Иногда она водила меня гулять ночами на набережную (в ста метрах) Сены, и мы там накуривались вдоволь травы. Более чопорная мама Рива курила, но чуть-чуть.
Однажды произошёл такой случай.
Я засиделся у них допоздна, и шемякинцы, как я их называл, уговорили меня остаться у них ночевать. «А если появится Мишка?» – спросил я, предвидя скандал.
«Папаша в запое, приехал его друг дорогой – Володя Высоцкий», – успокоили они меня.
Меня уложили в Доркиной комнате (в квартире даже у попугая была своя комната), а Дорка ушла спать с матерью. Напротив жесткой кроватки панк-девочки стоял портновский манекен, окрашенный в дикие цвета.

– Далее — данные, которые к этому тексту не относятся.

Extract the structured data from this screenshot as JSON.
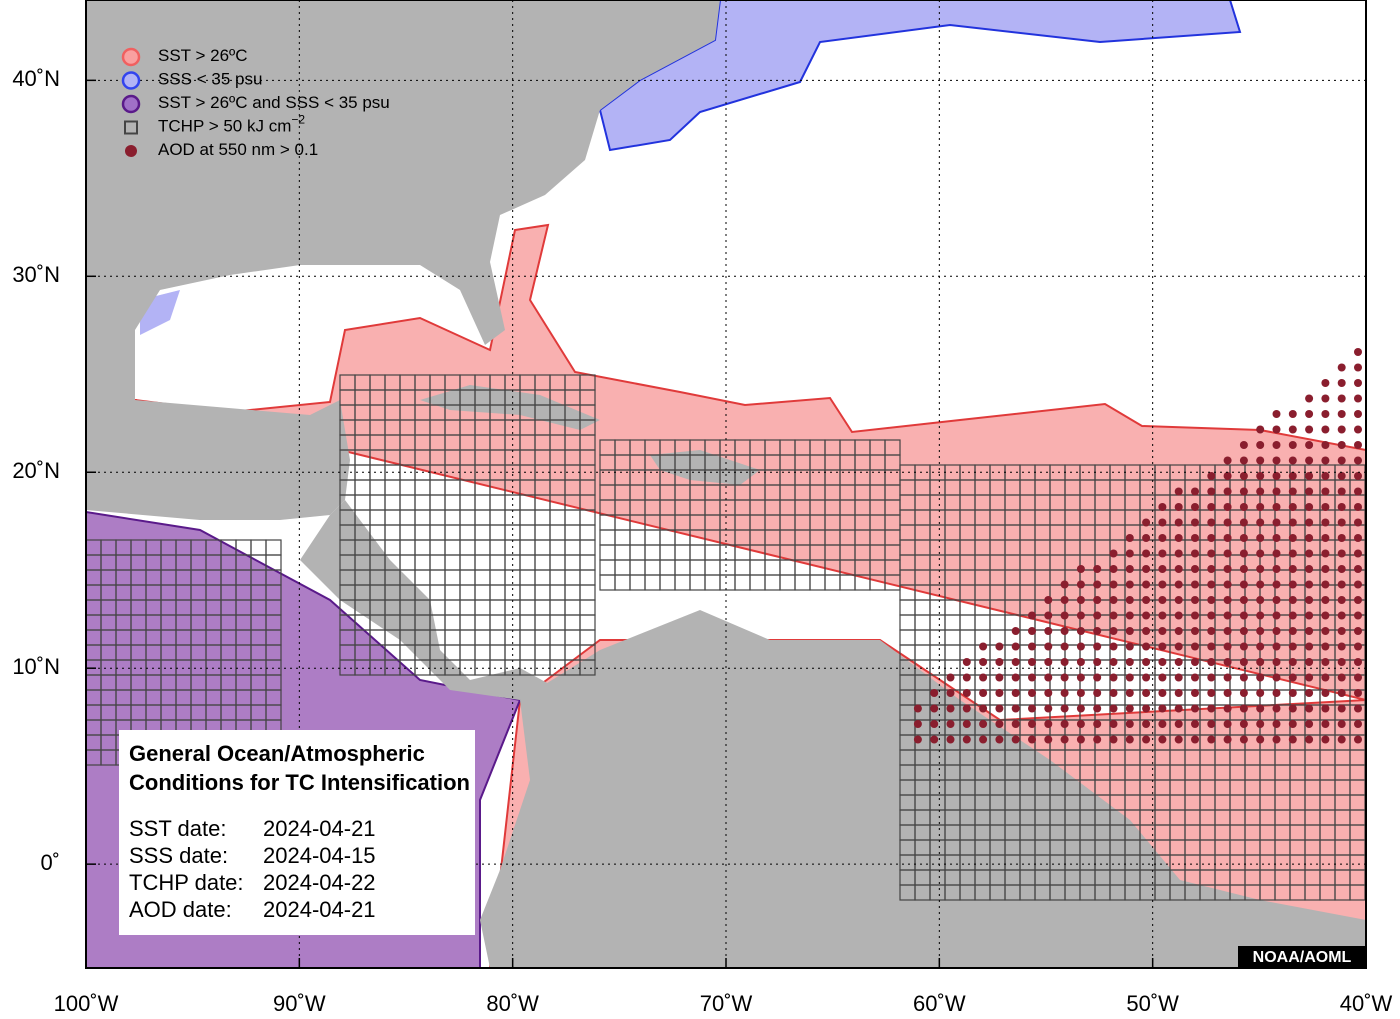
{
  "map": {
    "xlim": [
      -100,
      -40
    ],
    "ylim": [
      -5.3,
      44.1
    ],
    "xticks": [
      {
        "value": -100,
        "label": "100˚W"
      },
      {
        "value": -90,
        "label": "90˚W"
      },
      {
        "value": -80,
        "label": "80˚W"
      },
      {
        "value": -70,
        "label": "70˚W"
      },
      {
        "value": -60,
        "label": "60˚W"
      },
      {
        "value": -50,
        "label": "50˚W"
      },
      {
        "value": -40,
        "label": "40˚W"
      }
    ],
    "yticks": [
      {
        "value": 0,
        "label": "0˚"
      },
      {
        "value": 10,
        "label": "10˚N"
      },
      {
        "value": 20,
        "label": "20˚N"
      },
      {
        "value": 30,
        "label": "30˚N"
      },
      {
        "value": 40,
        "label": "40˚N"
      }
    ],
    "grid": true
  },
  "legend": [
    {
      "label": "SST > 26ºC"
    },
    {
      "label": "SSS < 35 psu"
    },
    {
      "label": "SST > 26ºC and SSS < 35 psu"
    },
    {
      "label": "TCHP > 50 kJ cm",
      "superscript": "−2"
    },
    {
      "label": "AOD at 550 nm > 0.1"
    }
  ],
  "info": {
    "title": [
      "General Ocean/Atmospheric",
      "Conditions for TC Intensification"
    ],
    "dates": [
      {
        "label": "SST date:",
        "value": "2024-04-21"
      },
      {
        "label": "SSS date:",
        "value": "2024-04-15"
      },
      {
        "label": "TCHP date:",
        "value": "2024-04-22"
      },
      {
        "label": "AOD date:",
        "value": "2024-04-21"
      }
    ]
  },
  "credit": "NOAA/AOML"
}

Проснулся я от грохота, ругани и взрывов мата. Я было двинулся защищать женщину и девочку от вторжения хулиганов, но в дверь просочилась полуодетая Дорка.
«Сиди тихо, Лимонов, – сказала она мне. – Папаша с Володькой нагрянули. Сейчас успокоятся и уснут на кухне, где сон свалит».
«А если…» – хотел я понять, что будет, если Шемякин ввалится сюда.
«Папаша никогда ко мне не заходит. Сиди тихо». И дочь Шемякина ушла, прикрывши дверь.
Рано утром я покинул квартиру шемякинцев. Отправился через просыпающийся Париж по Rue de Rivoli домой к себе на Архивы.
Интересно, что в тот же день, а может быть, на следующий Шемякин пригласил меня к себе, чтобы познакомить с Высоцким.
«Приходи, Лимон, у меня будет Володя Высоцкий. Хочу тебя познакомить».
Я сослался, по-моему, на встречу с издателем, соврал. Не пошёл. Вот все прошедшие с того времени 38 лет оспариваю сам себя. Нужно было, я думаю, всё же пойти.
Потому что Высоцкий умер тем же летом в России. Не то чтобы я его очень почитал, Высоцкого, но всё же.
А Дорка, Дороти, которую я затем позабыл на долгие годы, умерла вот 20 января 2018 года в Париже, о чём сообщил миру Михаил Шемякин в своём «Твиттере», если не ошибаюсь, во всяком случае через интернет. «20 января покинула этот мир моя дочь Доротея».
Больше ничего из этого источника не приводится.